Let's look at the asymptotic behavior of this penalized score.

We've already seen that in the context of the likelihood score, it really doesn't

matter how much training data we have. We will almost always pick the most

densely connected network that our assumptions allow.

This is no longer the case when we have this penalized score.

So let's, to understand that, let's breakdown the first of these two terms,

which is the likelihood score. And remind ourselves that at least in the

context of multinomial networks the likelihood score

Can be re-written as, in the following way, so this is the, the breakdown of the

likely score. And it has these two terms, the first is

the number of data instances M times the sum over the variables X I, of the mutual

information between X I and it's parents in the network.

And that mutual information is relative to the empirical distribution P-hat.

The second term in the likelihood score is a term which is also M times the sum

over the variables of the entropy of the variable, again, in the empirical

distribution. And, as we've already discussed before,

this term is independent of G. And so, doesn't affect the choice of

which structure is selected. Because it's the same for all structures.

And so we have these two terms that are playing off against each other.

We have the term over here, the red term.

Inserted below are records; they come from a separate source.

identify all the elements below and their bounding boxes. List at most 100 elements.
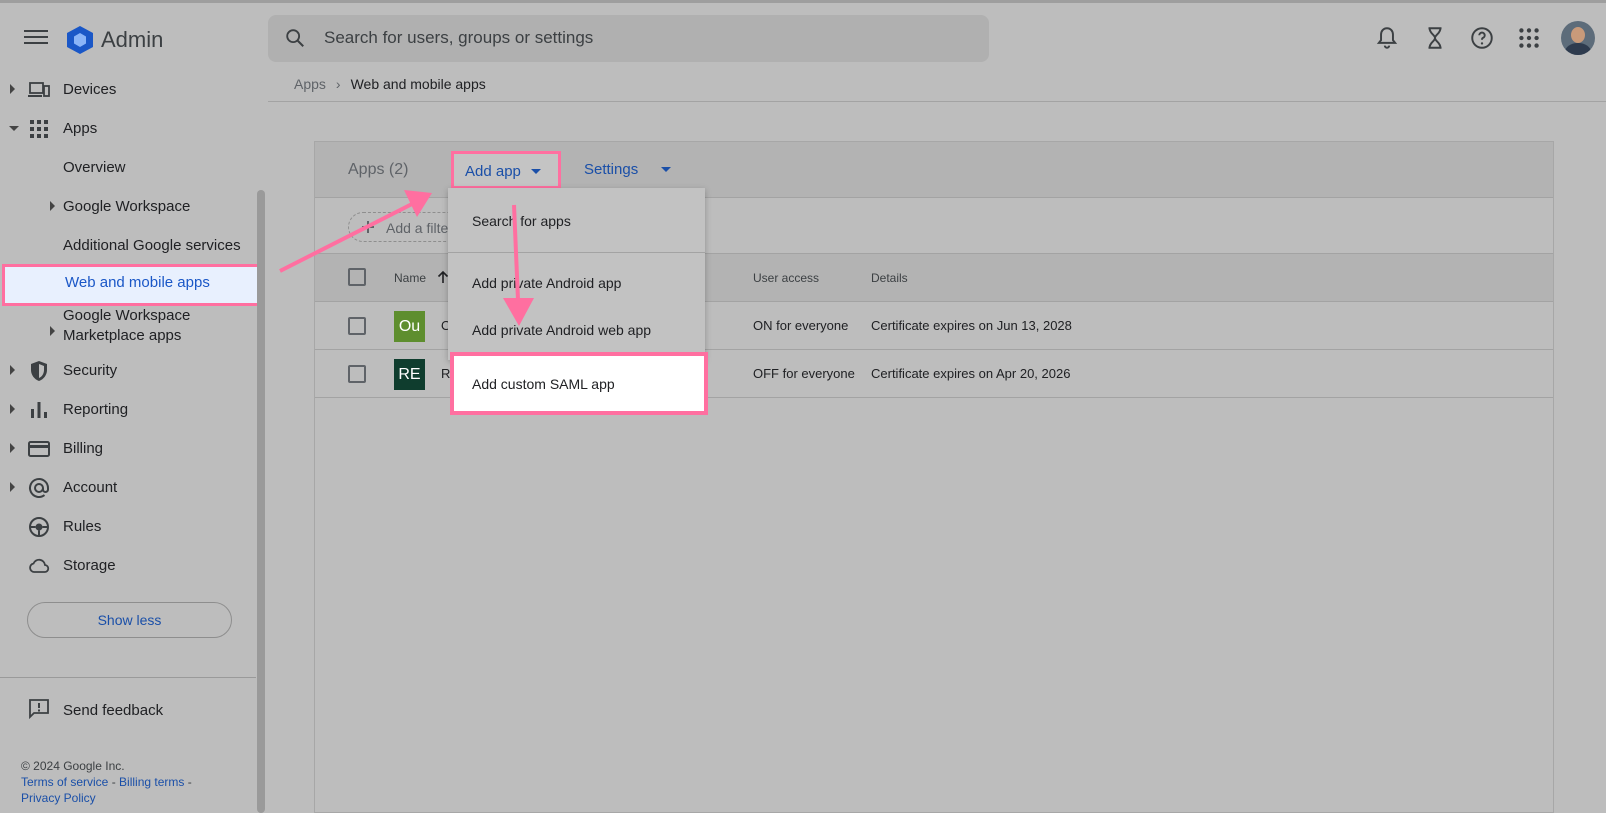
- sidebar-item-label: Additional Google services: [63, 237, 241, 254]
- collapse-caret-icon[interactable]: [9, 126, 19, 131]
- sidebar-item-billing[interactable]: Billing: [0, 431, 260, 467]
- sidebar-item-additional-services[interactable]: Additional Google services: [0, 228, 260, 264]
- add-app-dropdown-menu: Search for apps Add private Android app …: [448, 188, 705, 360]
- column-header-details[interactable]: Details: [871, 271, 908, 285]
- apps-grid-icon[interactable]: [1516, 25, 1542, 51]
- search-input[interactable]: Search for users, groups or settings: [324, 28, 593, 48]
- settings-button[interactable]: Settings: [584, 161, 671, 178]
- breadcrumb-apps-link[interactable]: Apps: [294, 76, 326, 92]
- sidebar-item-label: Web and mobile apps: [65, 274, 210, 291]
- brand-title[interactable]: Admin: [101, 27, 163, 53]
- copyright-text: © 2024 Google Inc.: [21, 759, 125, 773]
- app-logo: RE: [394, 359, 425, 390]
- column-header-user-access[interactable]: User access: [753, 271, 819, 285]
- add-app-label: Add app: [465, 163, 521, 180]
- menu-item-label: Add private Android app: [472, 275, 622, 291]
- admin-logo-icon[interactable]: [65, 25, 95, 55]
- tasks-hourglass-icon[interactable]: [1422, 25, 1448, 51]
- app-logo: Ou: [394, 311, 425, 342]
- add-app-button[interactable]: Add app: [451, 151, 561, 189]
- apps-icon: [30, 120, 48, 138]
- column-name-label: Name: [394, 271, 427, 285]
- show-less-button[interactable]: Show less: [27, 602, 232, 638]
- cloud-icon: [29, 558, 50, 573]
- row-checkbox[interactable]: [348, 317, 366, 335]
- notifications-icon[interactable]: [1374, 25, 1400, 51]
- avatar[interactable]: [1561, 21, 1595, 55]
- sidebar-item-marketplace-apps[interactable]: Google Workspace Marketplace apps: [0, 306, 260, 356]
- sidebar-item-label: Security: [63, 362, 118, 379]
- sidebar-item-label: Storage: [63, 557, 116, 574]
- expand-caret-icon[interactable]: [10, 365, 15, 375]
- link-separator: -: [184, 775, 192, 789]
- expand-caret-icon[interactable]: [10, 443, 15, 453]
- plus-icon: [362, 221, 374, 233]
- details-value: Certificate expires on Jun 13, 2028: [871, 318, 1072, 333]
- menu-item-add-private-android-web-app[interactable]: Add private Android web app: [448, 306, 705, 354]
- apps-count-title: Apps (2): [348, 161, 409, 178]
- feedback-icon: [29, 699, 49, 720]
- sidebar-item-label: Apps: [63, 120, 98, 137]
- credit-card-icon: [28, 441, 50, 457]
- sidebar-item-label: Devices: [63, 81, 117, 98]
- sidebar-item-label-line2: Marketplace apps: [63, 327, 182, 344]
- rules-icon: [29, 517, 49, 537]
- sidebar-divider: [0, 677, 256, 678]
- sidebar-item-security[interactable]: Security: [0, 353, 260, 389]
- billing-terms-link[interactable]: Billing terms: [119, 775, 184, 789]
- help-icon[interactable]: [1469, 25, 1495, 51]
- select-all-checkbox[interactable]: [348, 268, 366, 286]
- footer-legal: © 2024 Google Inc. Terms of service - Bi…: [21, 758, 192, 806]
- settings-label: Settings: [584, 161, 639, 178]
- send-feedback-button[interactable]: Send feedback: [0, 697, 256, 727]
- link-separator: -: [108, 775, 120, 789]
- send-feedback-label: Send feedback: [63, 702, 164, 719]
- sidebar: Devices Apps Overview Google Workspace A…: [0, 70, 268, 813]
- shield-icon: [31, 361, 47, 381]
- privacy-policy-link[interactable]: Privacy Policy: [21, 791, 96, 805]
- sidebar-item-web-mobile-apps[interactable]: Web and mobile apps: [2, 264, 260, 306]
- user-access-value: ON for everyone: [753, 318, 849, 333]
- at-sign-icon: [29, 477, 49, 498]
- menu-item-add-private-android-app[interactable]: Add private Android app: [448, 259, 705, 307]
- menu-item-add-custom-saml-app[interactable]: Add custom SAML app: [450, 352, 708, 415]
- sidebar-item-label: Rules: [63, 518, 102, 535]
- expand-caret-icon[interactable]: [10, 482, 15, 492]
- devices-icon: [28, 82, 50, 97]
- sidebar-item-label-line1: Google Workspace: [63, 307, 191, 324]
- expand-caret-icon[interactable]: [10, 84, 15, 94]
- sidebar-item-label: Account: [63, 479, 118, 496]
- sidebar-item-reporting[interactable]: Reporting: [0, 392, 260, 428]
- sidebar-item-google-workspace[interactable]: Google Workspace: [0, 189, 260, 225]
- terms-of-service-link[interactable]: Terms of service: [21, 775, 108, 789]
- sidebar-item-storage[interactable]: Storage: [0, 548, 260, 584]
- sidebar-item-devices[interactable]: Devices: [0, 72, 260, 108]
- app-name[interactable]: R: [441, 366, 450, 381]
- sidebar-item-overview[interactable]: Overview: [0, 150, 260, 186]
- menu-icon[interactable]: [24, 27, 48, 47]
- breadcrumb: Apps › Web and mobile apps: [294, 76, 486, 92]
- user-access-value: OFF for everyone: [753, 366, 855, 381]
- search-icon: [286, 29, 304, 47]
- sidebar-item-label: Google Workspace Marketplace apps: [63, 306, 190, 346]
- chevron-down-icon: [531, 169, 541, 174]
- expand-caret-icon[interactable]: [50, 201, 55, 211]
- search-bar[interactable]: Search for users, groups or settings: [268, 15, 989, 62]
- column-header-name[interactable]: Name: [394, 270, 449, 285]
- breadcrumb-current: Web and mobile apps: [350, 76, 486, 92]
- sidebar-item-account[interactable]: Account: [0, 470, 260, 506]
- row-checkbox[interactable]: [348, 365, 366, 383]
- sidebar-item-apps[interactable]: Apps: [0, 111, 260, 147]
- chevron-down-icon: [661, 167, 671, 172]
- top-bar: Admin Search for users, groups or settin…: [0, 0, 1606, 70]
- expand-caret-icon[interactable]: [50, 326, 55, 336]
- menu-item-label: Add private Android web app: [472, 322, 652, 338]
- sidebar-scrollbar[interactable]: [257, 190, 265, 813]
- breadcrumb-divider: [268, 101, 1606, 102]
- expand-caret-icon[interactable]: [10, 404, 15, 414]
- sidebar-item-label: Reporting: [63, 401, 129, 418]
- menu-item-search-for-apps[interactable]: Search for apps: [448, 197, 705, 245]
- sidebar-item-rules[interactable]: Rules: [0, 509, 260, 545]
- menu-divider: [448, 252, 705, 253]
- menu-item-label: Add custom SAML app: [472, 376, 615, 392]
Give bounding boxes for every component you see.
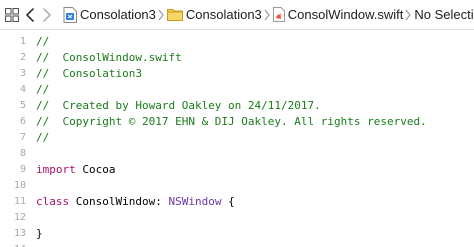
line-number: 12 bbox=[13, 212, 26, 223]
code-line: 8 bbox=[0, 145, 474, 162]
breadcrumb-group[interactable]: Consolation3 bbox=[166, 4, 262, 26]
code-keyword: import bbox=[36, 163, 76, 176]
breadcrumb-label: Consolation3 bbox=[185, 7, 262, 22]
swift-file-icon bbox=[272, 7, 285, 22]
code-line: 10 bbox=[0, 177, 474, 194]
code-line: 2 // ConsolWindow.swift bbox=[0, 49, 474, 66]
code-type: NSWindow bbox=[168, 195, 222, 208]
related-items-grid-icon[interactable] bbox=[5, 4, 19, 26]
breadcrumb-label: No Selection bbox=[414, 7, 474, 22]
line-number: 13 bbox=[13, 228, 26, 239]
code-comment: // ConsolWindow.swift bbox=[36, 51, 182, 64]
breadcrumb-separator-icon bbox=[264, 9, 270, 21]
breadcrumb-separator-icon bbox=[158, 9, 164, 21]
line-number: 9 bbox=[19, 164, 26, 175]
code-comment: // Created by Howard Oakley on 24/11/201… bbox=[36, 99, 321, 112]
source-editor[interactable]: 1 // 2 // ConsolWindow.swift 3 // Consol… bbox=[0, 30, 474, 247]
code-keyword: class bbox=[36, 195, 70, 208]
code-comment: // bbox=[36, 83, 50, 96]
forward-button[interactable] bbox=[43, 4, 51, 26]
line-number: 5 bbox=[19, 100, 26, 111]
breadcrumb-separator-icon bbox=[405, 9, 412, 21]
code-line: 9 import Cocoa bbox=[0, 161, 474, 178]
code-identifier: Cocoa bbox=[75, 163, 116, 176]
breadcrumb-selection[interactable]: No Selection bbox=[414, 4, 474, 26]
xcode-project-icon bbox=[63, 6, 77, 23]
code-line: 3 // Consolation3 bbox=[0, 65, 474, 82]
code-identifier: ConsolWindow: bbox=[69, 195, 169, 208]
line-number: 2 bbox=[19, 52, 26, 63]
breadcrumb-label: Consolation3 bbox=[80, 7, 156, 22]
code-line: 1 // bbox=[0, 33, 474, 50]
breadcrumb-label: ConsolWindow.swift bbox=[287, 7, 404, 22]
code-text: class ConsolWindow: NSWindow { bbox=[36, 193, 235, 210]
code-line: 6 // Copyright © 2017 EHN & DIJ Oakley. … bbox=[0, 113, 474, 130]
breadcrumb-file[interactable]: ConsolWindow.swift bbox=[272, 4, 404, 26]
code-line: 5 // Created by Howard Oakley on 24/11/2… bbox=[0, 97, 474, 114]
code-comment: // Copyright © 2017 EHN & DIJ Oakley. Al… bbox=[36, 115, 427, 128]
line-number: 4 bbox=[19, 84, 26, 95]
code-punctuation: { bbox=[221, 195, 235, 208]
breadcrumb-project[interactable]: Consolation3 bbox=[63, 4, 156, 26]
code-text: } bbox=[36, 227, 43, 240]
line-number: 7 bbox=[19, 132, 26, 143]
line-number: 6 bbox=[19, 116, 26, 127]
code-line: 7 // bbox=[0, 129, 474, 146]
line-number: 10 bbox=[13, 180, 26, 191]
folder-icon bbox=[166, 8, 183, 21]
line-number: 3 bbox=[19, 68, 26, 79]
code-comment: // bbox=[36, 35, 50, 48]
code-line: 4 // bbox=[0, 81, 474, 98]
code-comment: // Consolation3 bbox=[36, 67, 142, 80]
line-number: 1 bbox=[19, 36, 26, 47]
code-line: 12 bbox=[0, 209, 474, 226]
chevron-right-icon bbox=[43, 7, 51, 22]
code-line: 11 class ConsolWindow: NSWindow { bbox=[0, 193, 474, 210]
line-number: 11 bbox=[13, 196, 26, 207]
back-button[interactable] bbox=[26, 4, 34, 26]
jump-bar: Consolation3 Consolation3 ConsolWindow.s… bbox=[0, 0, 474, 30]
code-text: import Cocoa bbox=[36, 161, 116, 178]
code-comment: // bbox=[36, 131, 50, 144]
code-line: 14 bbox=[0, 241, 474, 247]
line-number: 14 bbox=[0, 241, 26, 247]
line-number: 8 bbox=[19, 148, 26, 159]
chevron-left-icon bbox=[26, 7, 34, 22]
code-line: 13 } bbox=[0, 225, 474, 242]
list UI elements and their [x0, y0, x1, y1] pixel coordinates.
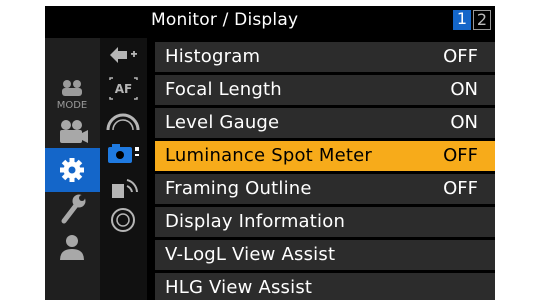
- menu-item-level-gauge[interactable]: Level Gauge ON: [155, 108, 495, 138]
- af-label: AF: [115, 82, 132, 96]
- menu-item-label: Framing Outline: [165, 178, 312, 199]
- signal-icon: [112, 179, 138, 198]
- af-icon: AF: [109, 77, 138, 100]
- menu-item-value: ON: [450, 79, 478, 100]
- camera-menu-screen: Monitor / Display 1 2 MODE AF Histogram …: [45, 6, 495, 300]
- subtab-metering[interactable]: [100, 104, 147, 138]
- menu-item-histogram[interactable]: Histogram OFF: [155, 42, 495, 72]
- menu-item-vlogl-view-assist[interactable]: V-LogL View Assist: [155, 240, 495, 270]
- menu-item-framing-outline[interactable]: Framing Outline OFF: [155, 174, 495, 204]
- page-title: Monitor / Display: [151, 10, 299, 30]
- subtab-signal[interactable]: [100, 170, 147, 204]
- arrow-plus-icon: [110, 47, 137, 63]
- menu-item-label: Luminance Spot Meter: [165, 145, 372, 166]
- category-custom[interactable]: [45, 148, 100, 192]
- meter-icon: [106, 113, 140, 131]
- subtab-monitor-display[interactable]: [100, 137, 147, 171]
- menu-item-label: Focal Length: [165, 79, 282, 100]
- menu-item-hlg-view-assist[interactable]: HLG View Assist: [155, 273, 495, 300]
- category-my-menu[interactable]: [45, 228, 100, 272]
- menu-header: Monitor / Display 1 2: [147, 6, 495, 38]
- mode-label: MODE: [57, 100, 88, 111]
- menu-item-label: Histogram: [165, 46, 261, 67]
- subtab-1[interactable]: [100, 38, 147, 72]
- subtab-af[interactable]: AF: [100, 71, 147, 105]
- subtab-lens[interactable]: [100, 203, 147, 237]
- person-icon: [60, 235, 84, 260]
- menu-item-label: Display Information: [165, 211, 346, 232]
- category-sidebar: MODE: [45, 38, 100, 300]
- menu-item-value: ON: [450, 112, 478, 133]
- page-indicator-2[interactable]: 2: [473, 10, 491, 30]
- wrench-icon: [61, 194, 86, 224]
- menu-item-label: V-LogL View Assist: [165, 244, 336, 265]
- menu-item-luminance-spot-meter[interactable]: Luminance Spot Meter OFF: [155, 141, 495, 171]
- subtab-sidebar: AF: [100, 38, 147, 300]
- menu-item-display-information[interactable]: Display Information: [155, 207, 495, 237]
- menu-item-label: Level Gauge: [165, 112, 280, 133]
- menu-item-value: OFF: [443, 46, 478, 67]
- menu-item-focal-length[interactable]: Focal Length ON: [155, 75, 495, 105]
- gear-icon: [60, 158, 84, 182]
- lens-icon: [111, 208, 135, 232]
- monitor-display-icon: [108, 144, 139, 163]
- menu-item-label: HLG View Assist: [165, 277, 313, 298]
- menu-item-value: OFF: [443, 145, 478, 166]
- menu-item-value: OFF: [443, 178, 478, 199]
- category-setup[interactable]: [45, 188, 100, 232]
- page-indicator-1[interactable]: 1: [453, 10, 471, 30]
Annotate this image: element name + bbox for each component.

Which is M times the sum of the mutual

information. And we have the second term, the blue

term which is the log of M over two times the number of independent parameters in

G. Now, if we consider these two terms, we

see that the mutual information term grows linearly with M.

Whereas the complexity term grows logarithmic-ally with M.

And so as we get more and more data instances, we put more emphasis on the

fit to data and less emphasis on the model complexity, so intuitively we would

infer that, we would, as we have more data instances, we'd be more, amenable to

learning more complicated structures. So that property gives rise to a very

important result that we can state to regarding the DIC score.

And that is a result called, consistency. Consistency tells us what behavior we

would get, what network we would learn As the number of samples grows to

infinity. And so here we're going to assume that

the data is actually generated from a particular true structure g star.

So there is a g star because otherwise the result doesn't really make can't

really be stated. And what the consistency property says is

that as m grows to infinity, the true structure g star.

Max is going to be the one that maximizes the square.

Now that by itself is not quite right, as, as we can see, because the true

structure G star might have several, other structures that are I equivalent to

it, and we've already seen that, the likelihood score and, in fact it also

turns out to be the case that the, Penalty term are the same for eye

equivalent networks. And so it's not just the true structure

alone that will maximize the score, it's the true structure or any other structure

that's eye equivalent with. But as far as we're concerned that's fine

because we've effectively learned the correct representation of the probability

distribution. So to understand why this result is true,

we're going to give just a very high-level intuitive argument.

We're not going to prove the theorem. It's a little bit tricky to prove

completely formally. so let's first consider the case of why

this is not going to overfit. That is, why we're not going to have

spurious edges learned in maximizing the score, as the number of instances grows

to infinity. So here we go, we go back to we got back

and look at this formula over here. And we see that as the n grows to

infinity, p hat is going to approach p star, where p star is my true underlying

distribution. And so what we're going to have in this

first term over here is effectively the mutual information relative to p star

between xi and its parents. And in that p star, the mutual

information between Xi and its parents is,

You don't get any benefit from adding additional parents, spurious parents.

That is the mutual information in P star for spurious parents is not going to

grow. Because in the true underlying

distribution P star. the, there, the,

There is no Additional independence.

There's no additional correlation that we have.

And so, at that point, we're going to have that the more complicated structure

is about the same as G star in terms of this first term, but the spurious edges

are going to cost us. In terms of the number of parameters in

the blue term, and so, these spurious edges will not contribute to the like, to

the data likelihood term, but will be penalized more, and so we will, choose

the sparser network that corresponds to G star.

Conversely why do we not under-fit? That is why do we eventually learn all

correct edges. And that is because the data likelihood

term tells us that edges that are required that is edges that RNG star for

example or the I equivalent network. Or will If we don't have them there this

mutual information term will be lower than it could be.

And so we will have a higher score by including those terms in the mall.

And because this mutual information term. Grows with M linearly versus the penalty

term which grows log rhythmically then eventually the first term will dominate

and we will have a, it will be beneficial for the learning algorithm to add that

pitch. The required edge and g star.

So, this is a high level, very hand wavy argument, but at least it gives an

intuition as to why consistency holds. So to summarize, the BIC score, is a very

simple score, that trades off, model complexity with, the fit, to data, and,

therefore, has the important property of asymptotic consistency which means that if

the data were actually generated by a network G star, for, which is a perfect

map for the distribution, then, either G star or networks I equivalent would, will

have the highest score, as an N grows to infinity.